The field of permissible pretrial agreement terms is enlarging. As the military justice system has grown less paternalistic, the military accused has been given more room to bargain at the trial level. Courts are beginning to confront novel and inventive clauses, some of which attempt to take the accused’s bargaining power too far. See United States v. Conklan, 41 M.J. 800, 804-5 (Army Ct.Crim.App.1995) (higher sentence cap for litigating due process motions held invalid). Maverick provisions in pretrial agreement offers warrant special attention. Military judges should specifically discuss them in detail with the accused and counsel during the guilty plea inquiry. If the military judge overlooks a provision, the trial and defense counsel should not sit quietly, as they did in this case, but should inform the judge of it. The depth of the discussion will obviously depend on the nature of the provision and the parties’ interpretation of it, but the more *531the accused is bargaining away, the more attention the provision should get.
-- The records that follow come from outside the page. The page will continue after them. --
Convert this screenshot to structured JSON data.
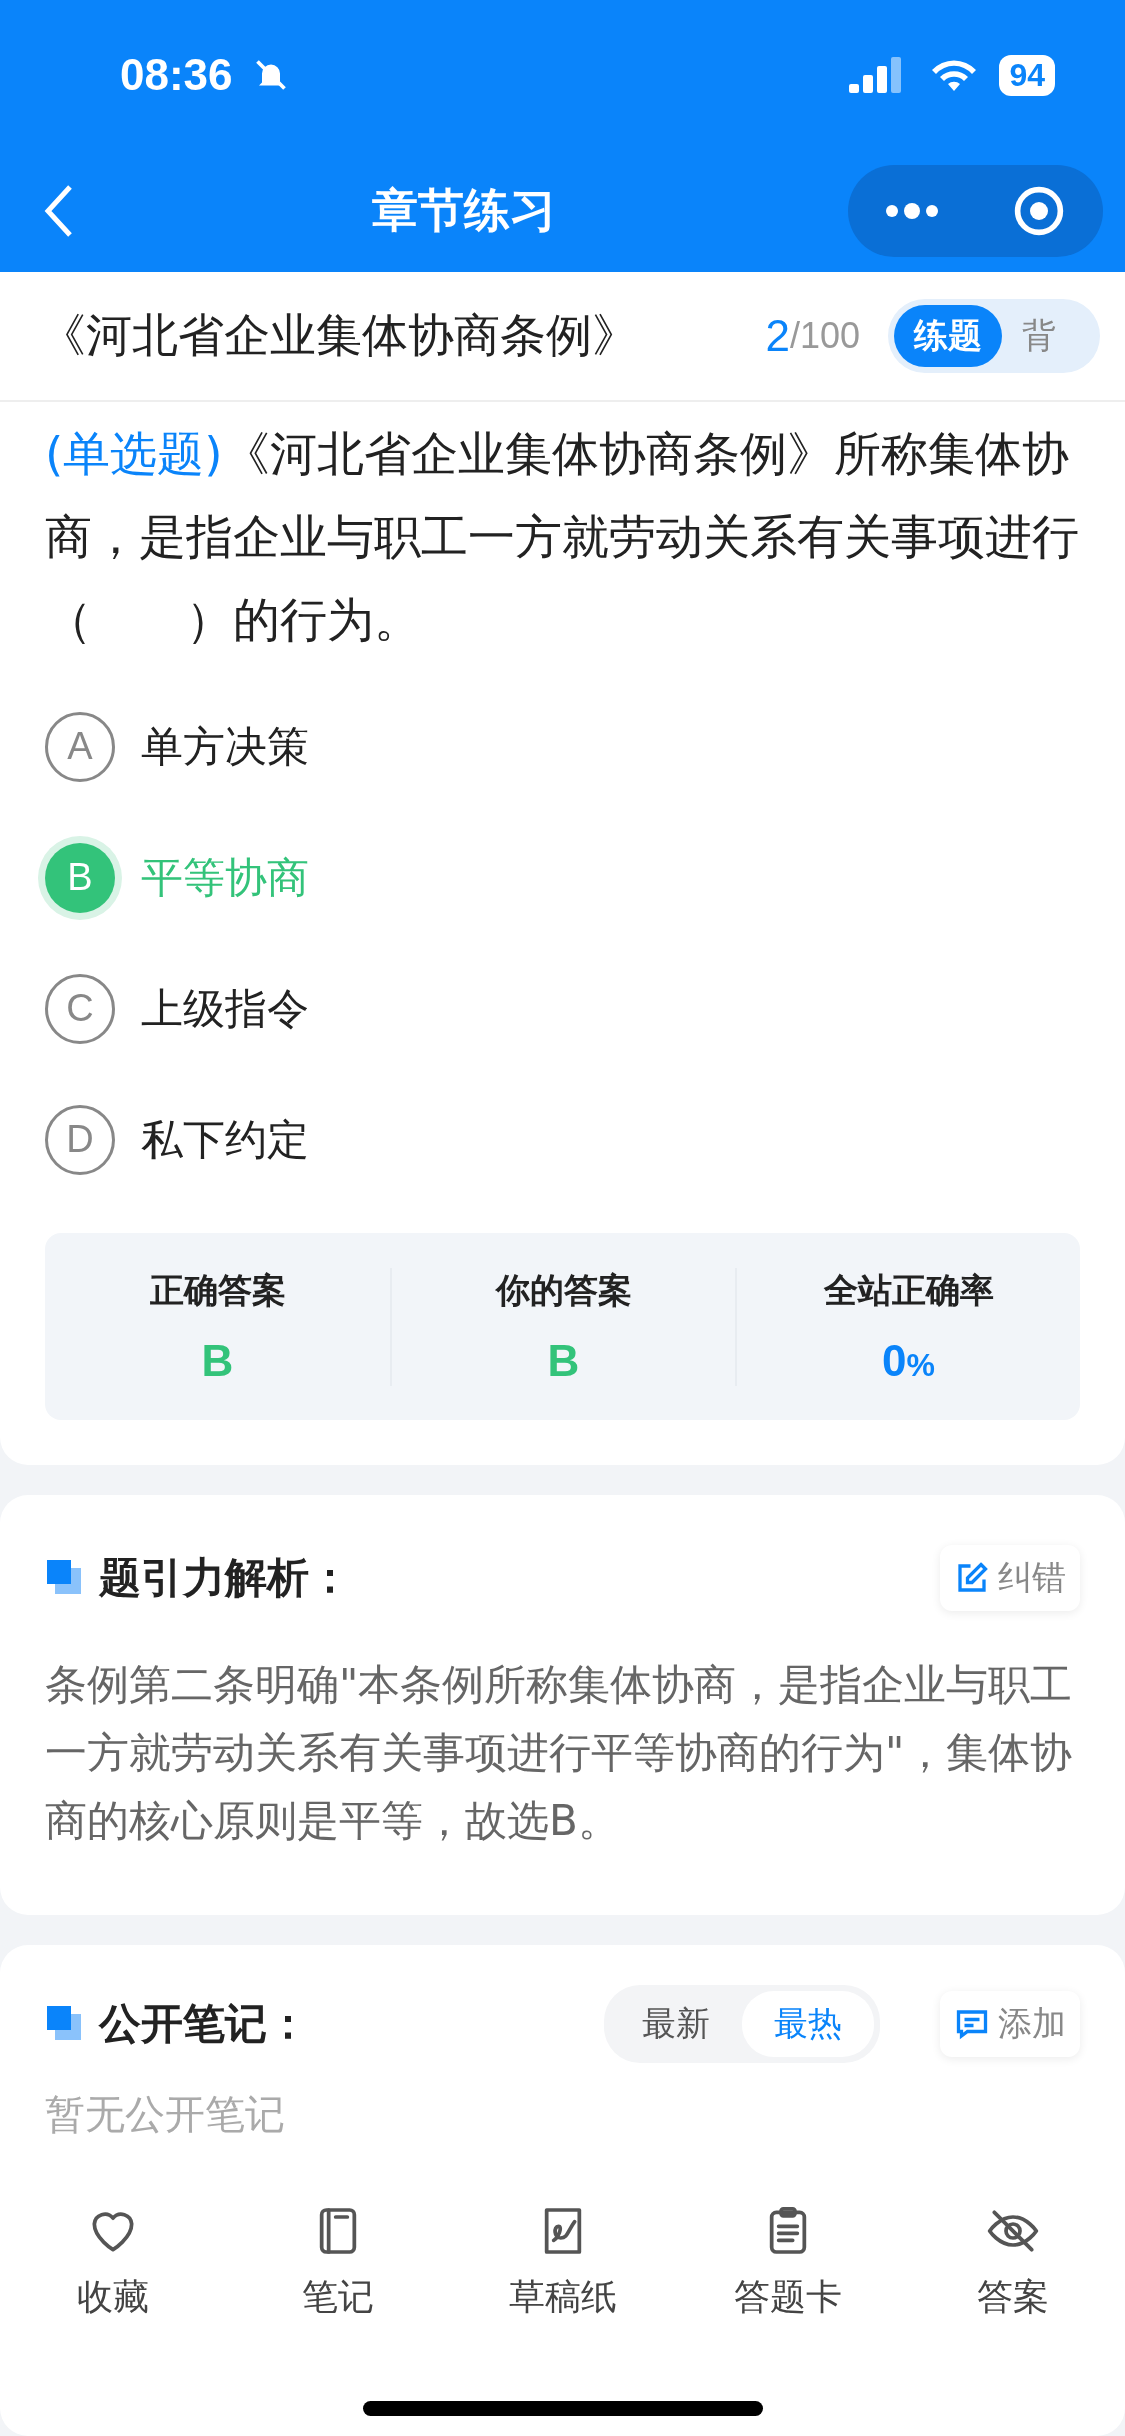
{
  "status_bar": {
    "time": "08:36",
    "battery": "94"
  },
  "nav": {
    "title": "章节练习"
  },
  "header": {
    "book": "《河北省企业集体协商条例》",
    "current": "2",
    "total": "/100",
    "modes": [
      {
        "label": "练题",
        "selected": true
      },
      {
        "label": "背",
        "selected": false
      }
    ]
  },
  "question": {
    "type": "(单选题)",
    "text": "《河北省企业集体协商条例》所称集体协商，是指企业与职工一方就劳动关系有关事项进行（　　）的行为。"
  },
  "options": [
    {
      "letter": "A",
      "text": "单方决策",
      "selected": false
    },
    {
      "letter": "B",
      "text": "平等协商",
      "selected": true
    },
    {
      "letter": "C",
      "text": "上级指令",
      "selected": false
    },
    {
      "letter": "D",
      "text": "私下约定",
      "selected": false
    }
  ],
  "result": [
    {
      "label": "正确答案",
      "value": "B",
      "kind": "answer"
    },
    {
      "label": "你的答案",
      "value": "B",
      "kind": "answer"
    },
    {
      "label": "全站正确率",
      "value": "0",
      "unit": "%",
      "kind": "rate"
    }
  ],
  "analysis": {
    "title": "题引力解析：",
    "action": "纠错",
    "text": "条例第二条明确\"本条例所称集体协商，是指企业与职工一方就劳动关系有关事项进行平等协商的行为\"，集体协商的核心原则是平等，故选B。"
  },
  "notes": {
    "title": "公开笔记：",
    "sorts": [
      {
        "label": "最新",
        "selected": false
      },
      {
        "label": "最热",
        "selected": true
      }
    ],
    "action": "添加",
    "empty": "暂无公开笔记"
  },
  "toolbar": [
    {
      "label": "收藏",
      "kind": "heart"
    },
    {
      "label": "笔记",
      "kind": "notebook"
    },
    {
      "label": "草稿纸",
      "kind": "draft"
    },
    {
      "label": "答题卡",
      "kind": "clipboard"
    },
    {
      "label": "答案",
      "kind": "eye"
    }
  ]
}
We also resolve the appellant’s remaining assignment of error against him. Any issue concerning the reference in the SJAR to an attachment titled “Case File/AlC Rivera” has been forfeited. The trial defense counsel received a copy of the recommendation and responded to it. He did not in any way challenge the reference or assert any other perceived legal error. There is no plain error in the reference, and in its absence, the issue has not been preserved for appellate litigation. R.C.M. 1106(f)(6).
There being no error prejudicial to the appellant’s substantial rights, the findings and the sentence are
AFFIRMED.
Chief Judge DIXON and Senior Judge SGHREIER concur.